Due to the large amount of changes and additions to the framework in version 4, upgrading your version within existing Ext JS apps was never going to be a simple task. With syntax changing, the class system revamped and some classes condensed or removed, there was always going to be a difficult migration. The Ext JS development team did make an effort to ease the migration process by providing a compatibility layer for this transition. However, this was more of an after thought and did not work nearly as well as first hoped. The migration documentation and compatibility layer were also delayed repeatedly at the first releases of Ext JS 4 which left some of the community unhappy.
Overall I felt that migrating a larger Ext JS 3 app over to 4 is a mammoth task, one which takes a lot of patience. I feel that Sencha should have given this a lot more thought right from the off, rather than leaving until late to consider it as an after thought.
The performance is one of the biggest let downs for me. The hype leading up to the release of Ext JS 4 was promising a huge performance increase, greater than any version before. Although, after it was released, people were realising that the performance for many components and rendering had actually decreased.
After running tests on the rendering and loading time of several components, we realised that Ext JS 4 was running at about 1/3 of the speed of version 3, which was particularly irritating because we were promised faster performance.
Another one of Sencha’s supposed improvements was that the documentation was to be more complete, easier to follow and easier to use. They did manage to achieve some of their goals, however the documentation that was released had several poor aspects.
There seems to be a lot of strife within the Ext community in regards to the vital need for complete documentation. This is something that at least Sencha have admitted and are working on currently, and to give credit, when credit is due, they have made some good improvements already.
Obviously if you want the best support, you need to pay for it, and the paid support for Ext JS isn’t bad. However it does seem clear that the support for normal users is very limited. The community help each other overcome problems they find, but the Sencha support from these forums isn’t that great. Help being given to maybe one in ten people, and if a problem arises that is more complex than the average problem, it is discarded without response.

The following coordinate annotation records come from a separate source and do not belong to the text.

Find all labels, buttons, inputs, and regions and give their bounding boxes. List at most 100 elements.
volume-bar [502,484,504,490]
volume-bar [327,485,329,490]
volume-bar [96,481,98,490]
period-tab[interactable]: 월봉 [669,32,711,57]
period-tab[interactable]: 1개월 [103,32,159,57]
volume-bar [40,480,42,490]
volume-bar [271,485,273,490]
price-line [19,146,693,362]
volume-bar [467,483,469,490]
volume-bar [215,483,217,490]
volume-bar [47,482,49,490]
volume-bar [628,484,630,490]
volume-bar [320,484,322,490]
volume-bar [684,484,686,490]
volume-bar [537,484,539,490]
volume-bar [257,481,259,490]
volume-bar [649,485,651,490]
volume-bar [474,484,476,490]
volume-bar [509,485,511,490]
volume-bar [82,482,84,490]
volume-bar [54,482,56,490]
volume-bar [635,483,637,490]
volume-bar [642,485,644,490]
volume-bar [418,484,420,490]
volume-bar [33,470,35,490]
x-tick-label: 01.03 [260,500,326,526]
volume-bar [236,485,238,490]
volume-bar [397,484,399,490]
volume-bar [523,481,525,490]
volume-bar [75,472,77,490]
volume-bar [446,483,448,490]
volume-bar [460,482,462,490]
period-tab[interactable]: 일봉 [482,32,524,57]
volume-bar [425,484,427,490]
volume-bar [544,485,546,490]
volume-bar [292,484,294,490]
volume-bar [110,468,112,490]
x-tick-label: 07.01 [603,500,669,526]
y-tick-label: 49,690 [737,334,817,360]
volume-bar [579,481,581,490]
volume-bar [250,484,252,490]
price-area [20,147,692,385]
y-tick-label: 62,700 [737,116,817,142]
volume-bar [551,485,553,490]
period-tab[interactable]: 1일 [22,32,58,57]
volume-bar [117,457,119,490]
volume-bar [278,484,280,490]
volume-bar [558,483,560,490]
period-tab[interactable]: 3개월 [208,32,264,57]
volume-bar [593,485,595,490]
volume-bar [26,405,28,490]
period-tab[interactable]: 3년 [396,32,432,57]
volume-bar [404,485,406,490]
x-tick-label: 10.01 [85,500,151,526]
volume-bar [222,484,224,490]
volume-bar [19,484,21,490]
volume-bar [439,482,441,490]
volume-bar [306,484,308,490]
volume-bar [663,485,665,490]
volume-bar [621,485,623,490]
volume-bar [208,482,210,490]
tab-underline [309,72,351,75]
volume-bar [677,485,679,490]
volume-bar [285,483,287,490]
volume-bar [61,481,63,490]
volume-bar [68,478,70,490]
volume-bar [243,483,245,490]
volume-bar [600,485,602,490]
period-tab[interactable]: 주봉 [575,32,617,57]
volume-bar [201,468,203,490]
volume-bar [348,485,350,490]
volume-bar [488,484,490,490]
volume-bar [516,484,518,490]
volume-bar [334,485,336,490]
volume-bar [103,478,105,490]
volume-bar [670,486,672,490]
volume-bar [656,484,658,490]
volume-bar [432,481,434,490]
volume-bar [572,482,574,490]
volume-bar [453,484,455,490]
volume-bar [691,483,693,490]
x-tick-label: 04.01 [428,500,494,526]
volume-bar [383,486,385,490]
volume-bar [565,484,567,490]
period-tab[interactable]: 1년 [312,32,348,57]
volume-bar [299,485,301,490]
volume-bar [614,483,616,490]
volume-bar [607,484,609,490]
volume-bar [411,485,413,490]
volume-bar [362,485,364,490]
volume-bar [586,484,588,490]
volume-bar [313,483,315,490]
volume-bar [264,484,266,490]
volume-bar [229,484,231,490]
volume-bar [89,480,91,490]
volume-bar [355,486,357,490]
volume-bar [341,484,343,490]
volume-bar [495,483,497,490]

Overall I think that the support is so-so. Sencha have a lot on their plate fixing and improving the framework, but the support is nowhere near what it could be.
Sencha does provide relatively frequent updates to its users, providing beta and developer previews prior to the official launch of Ext JS 4. However, often the releases promising fixes and additions fail to live up to expectations, sometimes not achieving what was promised at all.
Another issue I have personally found with updates & patches is the priority in which they are dispatched. I understand that paying premium customers are going to be given priority, but what eludes me is that when a bug is reported and solution provided to Sencha by the general population, they are not always allowed access to the fixes they have provided. Personally this seems like Sencha are happy to receive but less inclined to give back.
I know from experience of web development, how difficult it is to cater for all browsers, new and old. However I feel Sencha really do deserve credit in this department as 95% of browsers work as intended, unless users have made custom modifications. Catering for browsers back to IE 6 is a nightmare and am perfectly satisfied with the effort made here.